Each time you terminate a node, AWS will automatically replace it. The replacement will be running the new version of Confluence. Once the new node's status is Active, you can move on to upgrading another node.
Step 5: Upgrade all other nodes individually
At this point, your cluster should have two nodes running the new version of Confluence. You can now upgrade other nodes. To do so, simply repeat the previous step on another node. As always, we recommend that you upgrade the node with the least number of running tasks each time.
If your deployment uses standalone Synchrony, you may need to update the version used by each Synchrony node as well. To do this, terminate each Synchrony node one after the other after you upgrade all nodes to the new version.
Step 6: Finalize the upgrade
Finalize upgrade to a bugfix version
To finalize the upgrade:
- Wait for the cluster status to change to Ready to finalize.

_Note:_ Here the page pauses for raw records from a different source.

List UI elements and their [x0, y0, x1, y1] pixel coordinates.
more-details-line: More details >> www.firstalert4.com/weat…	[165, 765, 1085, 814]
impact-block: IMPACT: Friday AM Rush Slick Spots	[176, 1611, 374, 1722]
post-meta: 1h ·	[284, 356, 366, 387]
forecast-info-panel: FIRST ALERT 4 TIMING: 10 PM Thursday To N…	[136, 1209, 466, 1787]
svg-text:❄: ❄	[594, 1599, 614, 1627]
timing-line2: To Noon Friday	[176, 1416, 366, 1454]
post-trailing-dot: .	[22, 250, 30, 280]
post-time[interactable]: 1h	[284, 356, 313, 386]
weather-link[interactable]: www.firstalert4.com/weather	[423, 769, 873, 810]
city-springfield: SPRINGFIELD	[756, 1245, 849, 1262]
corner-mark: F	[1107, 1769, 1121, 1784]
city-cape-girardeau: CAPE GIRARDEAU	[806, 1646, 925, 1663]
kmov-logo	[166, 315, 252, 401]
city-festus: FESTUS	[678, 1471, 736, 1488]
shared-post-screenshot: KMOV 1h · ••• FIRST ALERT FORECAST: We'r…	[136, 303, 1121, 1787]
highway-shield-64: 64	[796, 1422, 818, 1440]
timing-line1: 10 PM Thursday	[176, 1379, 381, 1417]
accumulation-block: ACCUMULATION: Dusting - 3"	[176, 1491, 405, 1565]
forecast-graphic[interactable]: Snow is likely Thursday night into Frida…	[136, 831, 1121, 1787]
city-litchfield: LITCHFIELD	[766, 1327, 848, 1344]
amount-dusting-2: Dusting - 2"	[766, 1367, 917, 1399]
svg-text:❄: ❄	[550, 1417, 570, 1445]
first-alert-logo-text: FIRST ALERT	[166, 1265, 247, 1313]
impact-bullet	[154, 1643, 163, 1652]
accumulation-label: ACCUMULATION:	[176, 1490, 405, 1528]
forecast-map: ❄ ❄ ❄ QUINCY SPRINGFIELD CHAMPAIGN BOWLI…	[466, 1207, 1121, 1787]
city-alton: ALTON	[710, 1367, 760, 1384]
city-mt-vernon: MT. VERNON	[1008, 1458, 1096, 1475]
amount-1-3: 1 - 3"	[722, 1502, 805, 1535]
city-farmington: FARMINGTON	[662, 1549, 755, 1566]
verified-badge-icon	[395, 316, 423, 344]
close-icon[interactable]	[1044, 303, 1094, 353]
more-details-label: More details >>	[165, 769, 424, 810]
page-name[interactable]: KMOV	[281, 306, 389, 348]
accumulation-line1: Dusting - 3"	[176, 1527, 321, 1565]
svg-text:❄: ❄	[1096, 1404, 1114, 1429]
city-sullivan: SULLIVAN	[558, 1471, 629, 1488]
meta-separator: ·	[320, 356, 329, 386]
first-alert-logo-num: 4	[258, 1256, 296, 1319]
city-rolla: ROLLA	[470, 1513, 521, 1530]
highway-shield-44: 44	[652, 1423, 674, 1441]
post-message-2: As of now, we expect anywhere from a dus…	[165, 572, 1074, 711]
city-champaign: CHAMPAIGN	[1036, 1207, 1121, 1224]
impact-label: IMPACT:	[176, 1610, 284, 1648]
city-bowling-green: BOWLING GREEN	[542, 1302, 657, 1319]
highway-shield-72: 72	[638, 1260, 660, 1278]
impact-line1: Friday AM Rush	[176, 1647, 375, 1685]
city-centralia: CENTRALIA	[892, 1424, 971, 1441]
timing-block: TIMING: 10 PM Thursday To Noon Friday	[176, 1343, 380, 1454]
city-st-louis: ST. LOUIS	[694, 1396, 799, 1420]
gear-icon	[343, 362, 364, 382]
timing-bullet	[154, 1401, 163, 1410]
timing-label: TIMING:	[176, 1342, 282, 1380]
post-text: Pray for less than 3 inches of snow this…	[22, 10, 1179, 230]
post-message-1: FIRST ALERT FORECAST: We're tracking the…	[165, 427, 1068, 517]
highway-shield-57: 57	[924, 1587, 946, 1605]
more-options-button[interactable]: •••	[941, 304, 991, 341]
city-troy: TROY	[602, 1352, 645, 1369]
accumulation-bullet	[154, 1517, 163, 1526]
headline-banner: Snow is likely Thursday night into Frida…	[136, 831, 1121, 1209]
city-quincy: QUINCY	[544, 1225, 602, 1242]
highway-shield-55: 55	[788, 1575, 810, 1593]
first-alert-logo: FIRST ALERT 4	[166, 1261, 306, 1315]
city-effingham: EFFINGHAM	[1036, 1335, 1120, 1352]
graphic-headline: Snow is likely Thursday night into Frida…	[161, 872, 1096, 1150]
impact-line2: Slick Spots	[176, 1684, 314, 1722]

This won't happen until all nodes are active, and running the same upgraded version.
- Select the Finalize upgrade button.
- Wait for confirmation that the upgrade is complete. The cluster status will change to Stable.
Your upgrade is now complete.
Finalize upgrade to a feature version
To finalize the upgrade:
- Wait for the cluster status to change to Ready to run upgrade tasks. This won't happen until all nodes are active, and running the same upgraded version.
- Select the Run upgrade tasks and finalize upgrade button.
- One node will start running upgrade tasks. Tail the logs on this node if you want to monitor the process.
- Wait for confirmation that the upgrade is complete. The cluster status will change to Stable.
Your upgrade is now complete.
Screenshot: One cluster node running upgrade tasks for the whole cluster.
Step 7: Scale down your cluster
In Step 3, we added a node temporarily to the cluster as a replacement for each one we terminated. This was to help ensure we'd have enough nodes to handle normal user traffic. After finalizing the upgrade, you can remove that node:
- In the AWS console, go to Services > CloudFormation. Select your deployment’s stack to view its Stack Details.
- In the Stack Details screen, click Update Stack.
- From the Select Template screen, select Use current template and select Next.
- Decrease the value of the following parameters by 1:
- Maximum number of cluster nodes
- Minimum number of cluster nodes
- Select Next. Click through the next pages, and then to apply the change using the Update button.
You can now remove one node from your cluster without AWS replacing it. To do this:
- Choose the node with the least number of running tasks.
- Shut down Confluence gracefully on the node.
- Terminate the node.
Refer to Step 4 for detailed instructions.
Troubleshooting
Disconnect a node from the cluster through the load balancer
If an error prevents you from terminating a node, try disconnecting the node from the cluster through the load balancer. In the AWS Application Load Balancer, each node is registered as a target – so to disconnect a node, you'll have to de-register it. For more information on how to do this, see Target groups for your Application Load Balancers and Registered targets.
Traffic is disproportionately distributed during or after upgrade
To address this, you can also temporarily disconnect the node from the cluster. This will force the load balancer to re-distribute active users between all other available nodes. Afterwards, you can add the node again to the cluster.
Node errors during rolling upgrade
There are several ways to address this:
Shut down Confluence gracefully on the node. This should disconnect the node from the cluster, allowing the node to transition to an Offline status.
If you can’t shut down Confluence gracefully, shut down the node altogether.
Once all active nodes are upgraded with no nodes in Error, you can finalize the rolling upgrade. You can investigate any problems with the problematic node afterwards and re-connect it to the cluster once you address the error.
Roll back to the original version
Mixed status with Upgrade mode disabled
If a node is in an Error state with Upgrade mode disabled, you can't enable Upgrade mode. Fix the problem or remove the node from the cluster to enable Upgrade mode.